Different test scenarios requires different setups.

• Setup#1

  • Make sure DUT port-2, port-3 and port-4 are up.

  • Make sure there is a static route in the default VRF for InnerDstIP_1, pointing to ATE port-4.

  • Connect a gRIBI client to DUT with session parameters {persistence=PRESERVE Redundancy=SINGLE_PRIMARY}

  • gRIBI Flush the DUT.

  • Inject the following gRIBI structure to the DTU:

    VIP_1/32 {DEFAULT VRF} --> NHG#1 --> NH#1 {next-hop: ATEPort2IP}
    NHG#100 --> NH#100 {decap, network-instance:DEFAULT}
    NHG#101 --> [NH#101 {next-hop: VIP1}, backupNHG: NHG#100]
    OuterDstIP_1/32 {VRF-A} --> NHG#101
    

• Setup#2

  • Make sure DUT port-2, port-3 and port-4 are up.

  • Make sure there is a static route in the default VRF for InnerDstIP_1, pointing to ATE port-4.

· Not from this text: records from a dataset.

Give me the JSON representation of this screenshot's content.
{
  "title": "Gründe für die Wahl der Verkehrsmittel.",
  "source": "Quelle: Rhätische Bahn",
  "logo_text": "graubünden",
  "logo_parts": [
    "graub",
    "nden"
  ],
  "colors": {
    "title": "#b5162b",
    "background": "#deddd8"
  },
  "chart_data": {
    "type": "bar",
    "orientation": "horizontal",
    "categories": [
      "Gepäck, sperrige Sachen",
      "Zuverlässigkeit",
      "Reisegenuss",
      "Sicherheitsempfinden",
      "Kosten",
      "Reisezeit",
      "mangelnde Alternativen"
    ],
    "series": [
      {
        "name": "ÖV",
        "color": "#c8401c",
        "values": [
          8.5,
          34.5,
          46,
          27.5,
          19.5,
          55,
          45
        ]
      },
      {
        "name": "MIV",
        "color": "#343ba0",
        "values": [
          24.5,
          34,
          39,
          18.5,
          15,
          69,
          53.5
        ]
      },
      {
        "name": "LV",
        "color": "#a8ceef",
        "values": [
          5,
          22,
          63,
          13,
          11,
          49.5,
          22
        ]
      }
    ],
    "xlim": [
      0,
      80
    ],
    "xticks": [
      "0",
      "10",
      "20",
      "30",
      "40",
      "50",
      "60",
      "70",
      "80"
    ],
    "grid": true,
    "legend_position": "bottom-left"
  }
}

  • Connect a gRIBI client to DUT with session parameters {persistence=PRESERVE Redundancy=SINGLE_PRIMARY}

  • gRIBI Flush the DUT.

  • Inject the following gRIBI structure to the DTU:

    VIP_1/32 {DEFAULT VRF} --> NHG#1 --> NH#1 {next-hop: ATEPort2IP}
    VIP_2/32 {DEFAULT VRF} --> NHG#2 --> NH#2 {next-hop: ATEPort3IP}
    
    NHG#100 --> NH#100 {network-instance:VRF-B}
    NHG#101 --> [NH#101 {next-hop: VIP1}, backupNHG: NHG#100]
    OuterDstIP_1/32 {VRF-A} --> NHG#101
    
    NHG#103 --> NH#103 {decap, network-instance:DEFAULT}
    NHG#102 --> [NH#102 {decap-encap, src:`OuterSrcIP_2`, dst:`OuterDstIP_2`, network-instance: VRF-C}, backupNHG: NHG#103]
    OuterDstIP_1/32 {VRF-B} --> NHG#102
    
    NHG#104 --> [NH#104 {next-hop: VIP-2}, backupNHG: NHG#103]
    OuterDstIP_2/32 {VRF-C} --> NHG#104
    

• TEST#1 - (next-hop viability triggers decap in backup NHG):

  1. Deploy Setup#1 as above.

  2. Send IPinIP traffic to OuterDstIP_1 with inner IP as InnerDstIP_1, and validate that ATE port-2 receives the IPinIP traffic.

  • Shutdown DUT port-2 interface, and validate that ATE port-4 receives the decapsulated traffic with InnerDstIP_1.

• Test#2 - (tunnel viability triggers decap and encap in the backup NHG):

  • Deploy Setup#2 as above.

  • Send IPinIP traffic to OuterDstIP_1. Validate that ATE port-2 receives the IPinIP traffic with outer IP as OuterDstIP_1.

  • Shutdown DUT port-2 interface, and validate that ATE port-3 receives the IPinIP traffic with outer destination IP as OuterDstIP_2, and outer source IP as OuterSrcIP_2

  • Shutdown DUT port-3 interface, and validate that ATE port-4 receives the traffic with decapsulated traffic with destination IP as InnerDstIP_1 at ATE port-4.

rpcs:
  gnmi:
    gNMI.Get:
    gNMI.Set:
    gNMI.Subscribe:
  gribi:
    gRIBI.Get:
    gRIBI.Modify:
    gRIBI.Flush:

vRX if the vendor implementation supports FIB-ACK simulation, otherwise FFF.